Have you heard about the drag queen story hours taking place at various public libraries across the country? These events started popping up a couple of years ago. They feature flamboyant drag queens reading stories to children mostly in libraries, sometimes in schools or bookstores. One Detroit drag queen who read to kids at Huntington Woods Library marvels that the little girls thought she was “a princess.”
The Washington Post reports that Drag Queen Story Hour “aims to teach children gender diversity and acceptance.” It was created in 2015 by a San Francisco writer, a new mother who “wanted to provide young children with both a charismatic performance and cultural lesson.”
The events are popular at certain libraries. One parent says she’s pleased that Drag Queen Story Hours expose kids to “all kinds of different beautiful people in the world.” The Post quotes another satisfied parent who says, “This is very different ideology from what the president is putting out there.” The Drag Queen Story Hour — and, yes, there is an actual organization, DQSH — has the full support of the American Library Association which says the events create “a more equitable, diverse, and inclusive society.”

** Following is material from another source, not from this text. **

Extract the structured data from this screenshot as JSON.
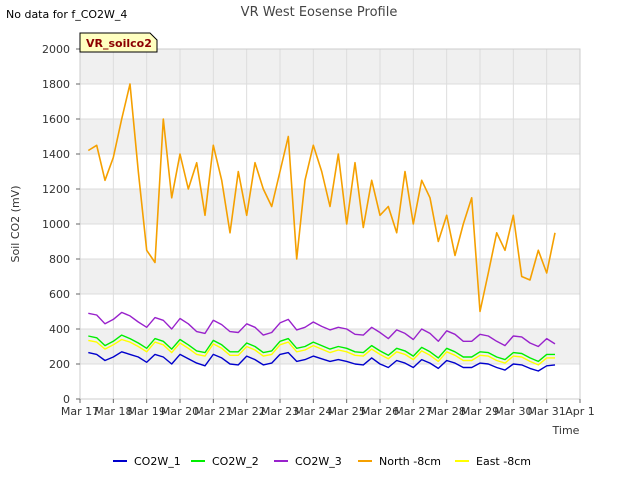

The events have also drawn significant controversy with parents complaining and protesters showing up outside libraries. Houston residents have filed a lawsuit to stop these taxpayer-funded drag events at Montrose library. One popular Drag Queen reader there, Tatiana Mala Nina (translated Tatiana “Bad Girl”) is Alberto Garza. He was convicted in 2008 of assaulting an 8-year-old boy.
Library officials admit, “we discovered we failed to complete a background check as required by our own guidelines.”
Cultural commentator Rod Dreher blogged last year about “drag being politicized and valorized as a force for political progress,” adding that drag queens and their supporters are “grooming these kids to accept genderfluidity as normal.”
Forget Tatiana “Bad Girl.” Parents and officials who support this story hour agenda are abusing children.